Following Posecai, 752 So.2d 762, we find that Culley's submission is insufficient to indicate that he will be able to establish
Culley also asserts that Oasis failed to contact the authorities once the altercation had begun. In Rodriguez v. New Orleans Public Service, Inc., 400 So.2d 884, 887 (La.1981), a pre-Posecai case, the supreme court stated that a proprietor's duty to keep its premises safe from unreasonable risks of harm "can be discharged by the summoning of those entrusted by law with the power of immediately maintaining the peace, the police, at the time the proprietor knows or should reasonably know of the third person's intention and apparent ability to execute the intended acts." However, there are two flaws to Culley's argument.
First, Culley has presented no evidence that Oasis knew or should have reasonably anticipated that Gregory presented any danger or that, if it did, it had time to contact the police between having knowledge of the potentially dangerous situation and the start of the fracas. See Borne v. Bourg, 327 So.2d 607, 610 (La.App. 4 Cir.1976)("Under our law part of the duty imposed on those in charge of a business establishment, if time allows, is to call the police in the event of a disturbance in order to prevent injury to patrons.")(Emphasis added.).

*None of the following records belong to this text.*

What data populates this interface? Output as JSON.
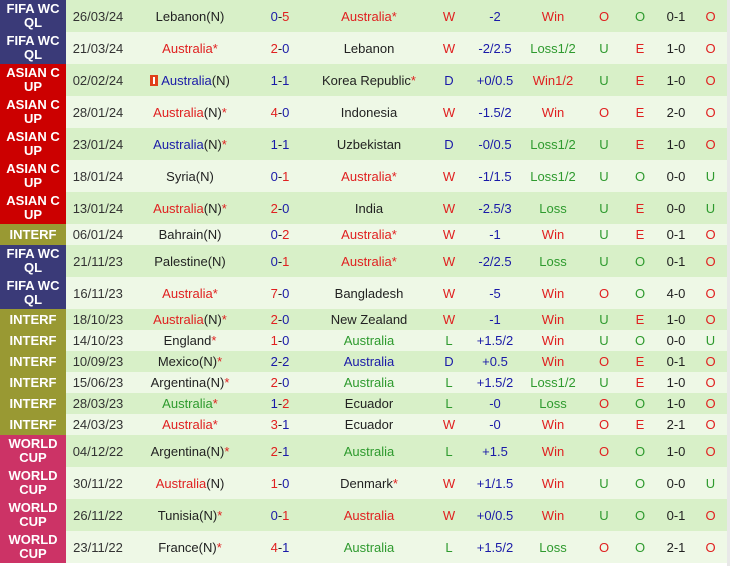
{
  "colors": {
    "fifa": "#3a3a78",
    "asian": "#cc0000",
    "interf": "#999933",
    "world": "#cc3366",
    "win": "#e02020",
    "draw": "#1a1aa8",
    "loss": "#2e9a2e"
  },
  "rows": [
    {
      "comp": "FIFA WCQL",
      "ck": "fifa",
      "date": "26/03/24",
      "home": "Lebanon",
      "hn": "(N)",
      "hs": "",
      "hc": "black",
      "score": "0-5",
      "away": "Australia",
      "an": "",
      "as": "*",
      "ac": "red",
      "wdl": "W",
      "hcap": "-2",
      "res": "Win",
      "ou": "O",
      "oe": "O",
      "ht": "0-1",
      "ou2": "O"
    },
    {
      "comp": "FIFA WCQL",
      "ck": "fifa",
      "date": "21/03/24",
      "home": "Australia",
      "hn": "",
      "hs": "*",
      "hc": "red",
      "score": "2-0",
      "away": "Lebanon",
      "an": "",
      "as": "",
      "ac": "black",
      "wdl": "W",
      "hcap": "-2/2.5",
      "res": "Loss1/2",
      "ou": "U",
      "oe": "E",
      "ht": "1-0",
      "ou2": "O"
    },
    {
      "comp": "ASIAN CUP",
      "ck": "asian",
      "date": "02/02/24",
      "icon": "red-card-icon",
      "home": "Australia",
      "hn": "(N)",
      "hs": "",
      "hc": "blue",
      "score": "1-1",
      "away": "Korea Republic",
      "an": "",
      "as": "*",
      "ac": "black",
      "wdl": "D",
      "hcap": "+0/0.5",
      "res": "Win1/2",
      "ou": "U",
      "oe": "E",
      "ht": "1-0",
      "ou2": "O"
    },
    {
      "comp": "ASIAN CUP",
      "ck": "asian",
      "date": "28/01/24",
      "home": "Australia",
      "hn": "(N)",
      "hs": "*",
      "hc": "red",
      "score": "4-0",
      "away": "Indonesia",
      "an": "",
      "as": "",
      "ac": "black",
      "wdl": "W",
      "hcap": "-1.5/2",
      "res": "Win",
      "ou": "O",
      "oe": "E",
      "ht": "2-0",
      "ou2": "O"
    },
    {
      "comp": "ASIAN CUP",
      "ck": "asian",
      "date": "23/01/24",
      "home": "Australia",
      "hn": "(N)",
      "hs": "*",
      "hc": "blue",
      "score": "1-1",
      "away": "Uzbekistan",
      "an": "",
      "as": "",
      "ac": "black",
      "wdl": "D",
      "hcap": "-0/0.5",
      "res": "Loss1/2",
      "ou": "U",
      "oe": "E",
      "ht": "1-0",
      "ou2": "O"
    },
    {
      "comp": "ASIAN CUP",
      "ck": "asian",
      "date": "18/01/24",
      "home": "Syria",
      "hn": "(N)",
      "hs": "",
      "hc": "black",
      "score": "0-1",
      "away": "Australia",
      "an": "",
      "as": "*",
      "ac": "red",
      "wdl": "W",
      "hcap": "-1/1.5",
      "res": "Loss1/2",
      "ou": "U",
      "oe": "O",
      "ht": "0-0",
      "ou2": "U"
    },
    {
      "comp": "ASIAN CUP",
      "ck": "asian",
      "date": "13/01/24",
      "home": "Australia",
      "hn": "(N)",
      "hs": "*",
      "hc": "red",
      "score": "2-0",
      "away": "India",
      "an": "",
      "as": "",
      "ac": "black",
      "wdl": "W",
      "hcap": "-2.5/3",
      "res": "Loss",
      "ou": "U",
      "oe": "E",
      "ht": "0-0",
      "ou2": "U"
    },
    {
      "comp": "INTERF",
      "ck": "interf",
      "date": "06/01/24",
      "home": "Bahrain",
      "hn": "(N)",
      "hs": "",
      "hc": "black",
      "score": "0-2",
      "away": "Australia",
      "an": "",
      "as": "*",
      "ac": "red",
      "wdl": "W",
      "hcap": "-1",
      "res": "Win",
      "ou": "U",
      "oe": "E",
      "ht": "0-1",
      "ou2": "O"
    },
    {
      "comp": "FIFA WCQL",
      "ck": "fifa",
      "date": "21/11/23",
      "home": "Palestine",
      "hn": "(N)",
      "hs": "",
      "hc": "black",
      "score": "0-1",
      "away": "Australia",
      "an": "",
      "as": "*",
      "ac": "red",
      "wdl": "W",
      "hcap": "-2/2.5",
      "res": "Loss",
      "ou": "U",
      "oe": "O",
      "ht": "0-1",
      "ou2": "O"
    },
    {
      "comp": "FIFA WCQL",
      "ck": "fifa",
      "date": "16/11/23",
      "home": "Australia",
      "hn": "",
      "hs": "*",
      "hc": "red",
      "score": "7-0",
      "away": "Bangladesh",
      "an": "",
      "as": "",
      "ac": "black",
      "wdl": "W",
      "hcap": "-5",
      "res": "Win",
      "ou": "O",
      "oe": "O",
      "ht": "4-0",
      "ou2": "O"
    },
    {
      "comp": "INTERF",
      "ck": "interf",
      "date": "18/10/23",
      "home": "Australia",
      "hn": "(N)",
      "hs": "*",
      "hc": "red",
      "score": "2-0",
      "away": "New Zealand",
      "an": "",
      "as": "",
      "ac": "black",
      "wdl": "W",
      "hcap": "-1",
      "res": "Win",
      "ou": "U",
      "oe": "E",
      "ht": "1-0",
      "ou2": "O"
    },
    {
      "comp": "INTERF",
      "ck": "interf",
      "date": "14/10/23",
      "home": "England",
      "hn": "",
      "hs": "*",
      "hc": "black",
      "score": "1-0",
      "away": "Australia",
      "an": "",
      "as": "",
      "ac": "green",
      "wdl": "L",
      "hcap": "+1.5/2",
      "res": "Win",
      "ou": "U",
      "oe": "O",
      "ht": "0-0",
      "ou2": "U"
    },
    {
      "comp": "INTERF",
      "ck": "interf",
      "date": "10/09/23",
      "home": "Mexico",
      "hn": "(N)",
      "hs": "*",
      "hc": "black",
      "score": "2-2",
      "away": "Australia",
      "an": "",
      "as": "",
      "ac": "blue",
      "wdl": "D",
      "hcap": "+0.5",
      "res": "Win",
      "ou": "O",
      "oe": "E",
      "ht": "0-1",
      "ou2": "O"
    },
    {
      "comp": "INTERF",
      "ck": "interf",
      "date": "15/06/23",
      "home": "Argentina",
      "hn": "(N)",
      "hs": "*",
      "hc": "black",
      "score": "2-0",
      "away": "Australia",
      "an": "",
      "as": "",
      "ac": "green",
      "wdl": "L",
      "hcap": "+1.5/2",
      "res": "Loss1/2",
      "ou": "U",
      "oe": "E",
      "ht": "1-0",
      "ou2": "O"
    },
    {
      "comp": "INTERF",
      "ck": "interf",
      "date": "28/03/23",
      "home": "Australia",
      "hn": "",
      "hs": "*",
      "hc": "green",
      "score": "1-2",
      "away": "Ecuador",
      "an": "",
      "as": "",
      "ac": "black",
      "wdl": "L",
      "hcap": "-0",
      "res": "Loss",
      "ou": "O",
      "oe": "O",
      "ht": "1-0",
      "ou2": "O"
    },
    {
      "comp": "INTERF",
      "ck": "interf",
      "date": "24/03/23",
      "home": "Australia",
      "hn": "",
      "hs": "*",
      "hc": "red",
      "score": "3-1",
      "away": "Ecuador",
      "an": "",
      "as": "",
      "ac": "black",
      "wdl": "W",
      "hcap": "-0",
      "res": "Win",
      "ou": "O",
      "oe": "E",
      "ht": "2-1",
      "ou2": "O"
    },
    {
      "comp": "WORLD CUP",
      "ck": "world",
      "date": "04/12/22",
      "home": "Argentina",
      "hn": "(N)",
      "hs": "*",
      "hc": "black",
      "score": "2-1",
      "away": "Australia",
      "an": "",
      "as": "",
      "ac": "green",
      "wdl": "L",
      "hcap": "+1.5",
      "res": "Win",
      "ou": "O",
      "oe": "O",
      "ht": "1-0",
      "ou2": "O"
    },
    {
      "comp": "WORLD CUP",
      "ck": "world",
      "date": "30/11/22",
      "home": "Australia",
      "hn": "(N)",
      "hs": "",
      "hc": "red",
      "score": "1-0",
      "away": "Denmark",
      "an": "",
      "as": "*",
      "ac": "black",
      "wdl": "W",
      "hcap": "+1/1.5",
      "res": "Win",
      "ou": "U",
      "oe": "O",
      "ht": "0-0",
      "ou2": "U"
    },
    {
      "comp": "WORLD CUP",
      "ck": "world",
      "date": "26/11/22",
      "home": "Tunisia",
      "hn": "(N)",
      "hs": "*",
      "hc": "black",
      "score": "0-1",
      "away": "Australia",
      "an": "",
      "as": "",
      "ac": "red",
      "wdl": "W",
      "hcap": "+0/0.5",
      "res": "Win",
      "ou": "U",
      "oe": "O",
      "ht": "0-1",
      "ou2": "O"
    },
    {
      "comp": "WORLD CUP",
      "ck": "world",
      "date": "23/11/22",
      "home": "France",
      "hn": "(N)",
      "hs": "*",
      "hc": "black",
      "score": "4-1",
      "away": "Australia",
      "an": "",
      "as": "",
      "ac": "green",
      "wdl": "L",
      "hcap": "+1.5/2",
      "res": "Loss",
      "ou": "O",
      "oe": "O",
      "ht": "2-1",
      "ou2": "O"
    }
  ]
}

Second, Culley's argument with regard to this issue is primarily that Oasis should have contacted the authorities for medical treatment not for police protection. Even assuming that Rodriguez, 400 So.2d 884, extends such a duty to Oasis, Culley offered no evidence that he suffered actual damages as a result of any failure on the part of Oasis to contact the authorities. See Pinsonneault, 816 So.2d 270. Although Culley asserted at the hearing on the motion for summary judgment that this was an issue for the factfinder, the moving party sustained its initial burden under La.Code Civ.P. art. 966(C)(2). Thus, Culley was required to show that he would be able to meet his evidentiary burden of proof at trial. Id. He did not do so, offering only an assertion instead. "[S]uch speculation falls far short of the factual support required to establish that plaintiff will be able to satisfy his evidentiary burden of proof at trial." Babin v. Winn-Dixie La., Inc., 00-78, p. 5 (La.6/30/00), 764 So.2d 37, 40.
Culley's argument in this regard is without merit.
For the foregoing reasons, we affirm the trial court's judgment granting the motion for summary judgment dismissing the plaintiff's claims against the defendant, Oasis Sports Bar & Grill, LLC. Costs of this appeal are assessed to the plaintiff, Frank Culley Firmin.